Fannie has been hobbled by a four-year housing slump that sent home prices plummeting and led to record foreclosures. But as a result of the government's backing, both Fannie Mae and Freddie Mac have been able to continue channeling funds to the mortgage market.

The two are congressionally chartered companies whose primary mission is to buy mortgages from lenders to free up cash for banks to make more loans. The two firms repackage the loans for sale to investors as securities and charge fees to guarantee the debt.

Together, along with the Federal Housing Administration, they fund roughly 90 percent of all new U.S. mortgages.

Republicans are critical of the government's backing of Fannie and Freddie, and have pushed to restore a cap on the amount of taxpayer aid the two companies can receive.

The Obama administration shares the goal of diminishing government support for housing, and agrees a new model for U.S. housing finance is needed.

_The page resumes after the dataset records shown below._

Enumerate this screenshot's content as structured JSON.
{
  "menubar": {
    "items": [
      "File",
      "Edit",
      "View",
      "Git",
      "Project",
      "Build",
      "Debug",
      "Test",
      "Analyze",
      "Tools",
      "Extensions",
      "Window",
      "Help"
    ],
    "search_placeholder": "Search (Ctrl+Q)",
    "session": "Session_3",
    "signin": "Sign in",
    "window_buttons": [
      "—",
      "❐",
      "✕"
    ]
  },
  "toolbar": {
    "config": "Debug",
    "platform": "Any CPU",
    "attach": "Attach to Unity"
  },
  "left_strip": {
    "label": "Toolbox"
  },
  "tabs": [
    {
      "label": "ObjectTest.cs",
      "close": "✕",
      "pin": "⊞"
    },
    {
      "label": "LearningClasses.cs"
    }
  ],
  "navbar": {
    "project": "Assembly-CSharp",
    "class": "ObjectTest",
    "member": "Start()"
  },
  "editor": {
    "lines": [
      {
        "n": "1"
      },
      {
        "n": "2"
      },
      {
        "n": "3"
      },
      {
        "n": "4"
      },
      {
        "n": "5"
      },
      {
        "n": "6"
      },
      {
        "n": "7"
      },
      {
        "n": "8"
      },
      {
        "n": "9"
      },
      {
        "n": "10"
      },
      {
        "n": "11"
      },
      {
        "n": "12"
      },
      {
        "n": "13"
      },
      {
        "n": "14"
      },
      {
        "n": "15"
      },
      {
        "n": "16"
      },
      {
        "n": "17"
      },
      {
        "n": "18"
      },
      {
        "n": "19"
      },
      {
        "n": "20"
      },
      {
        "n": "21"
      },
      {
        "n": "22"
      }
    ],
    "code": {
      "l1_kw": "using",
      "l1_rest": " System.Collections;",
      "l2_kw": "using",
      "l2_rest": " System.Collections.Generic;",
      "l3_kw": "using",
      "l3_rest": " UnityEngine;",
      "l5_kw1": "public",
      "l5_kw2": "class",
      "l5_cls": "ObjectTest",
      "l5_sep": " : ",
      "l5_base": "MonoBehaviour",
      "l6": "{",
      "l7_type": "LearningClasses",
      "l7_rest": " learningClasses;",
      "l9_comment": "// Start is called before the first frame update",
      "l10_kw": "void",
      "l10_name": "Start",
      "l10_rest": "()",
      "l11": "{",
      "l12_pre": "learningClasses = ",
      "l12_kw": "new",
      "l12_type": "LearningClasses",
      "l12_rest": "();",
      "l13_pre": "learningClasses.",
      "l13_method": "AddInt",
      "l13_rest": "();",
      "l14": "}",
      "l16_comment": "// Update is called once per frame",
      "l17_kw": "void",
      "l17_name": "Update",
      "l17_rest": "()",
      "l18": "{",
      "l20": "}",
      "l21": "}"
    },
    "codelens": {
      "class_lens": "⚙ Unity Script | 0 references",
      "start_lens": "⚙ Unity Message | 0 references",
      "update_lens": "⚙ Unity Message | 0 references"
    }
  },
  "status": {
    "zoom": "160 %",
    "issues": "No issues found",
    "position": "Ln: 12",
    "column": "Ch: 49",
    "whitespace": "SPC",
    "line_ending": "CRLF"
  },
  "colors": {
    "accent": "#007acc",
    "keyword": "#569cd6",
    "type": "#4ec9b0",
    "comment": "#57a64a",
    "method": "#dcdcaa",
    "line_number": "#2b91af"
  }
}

Treasury Secretary Timothy Geithner told Congress last week that the was considering legislative ideas to address the future of two firms.

But policymakers are wary of moving too quickly to withdraw government support given the fragile state of the housing sector, and the Obama administration has made anti-foreclosure efforts its top near-term priority.

The Treasury has been pushing Fannie Mae and Freddie Mac's regulator, the Federal Housing Finance Agency, to allow the two firms to play a larger role in helping distressed borrowers who are current on their payments move into more affordable mortgages. The idea would be to bulk up a current government initiative, the Home Affordable Refinance Program.

Williams said Fannie Mae is eager to do what it can.

"This is an important program and we want to make sure we've done everything we can to make it as effective as possible," he said.

Williams said putting an end date on the life of the HARP program could spur greater participation from lenders who might otherwise worry government support could evaporate at any time.

"We should take one holistic view and define a timeline for the program so that investors can invest in a program that is going to be around for a while," Williams said.

Investors assume the government stands behind Fannie Mae and Freddie Mac and, as a result, they are happy to purchase the securities the two firms issue. If there was a timeframe placed on the program, it could help eliminate uncertainty.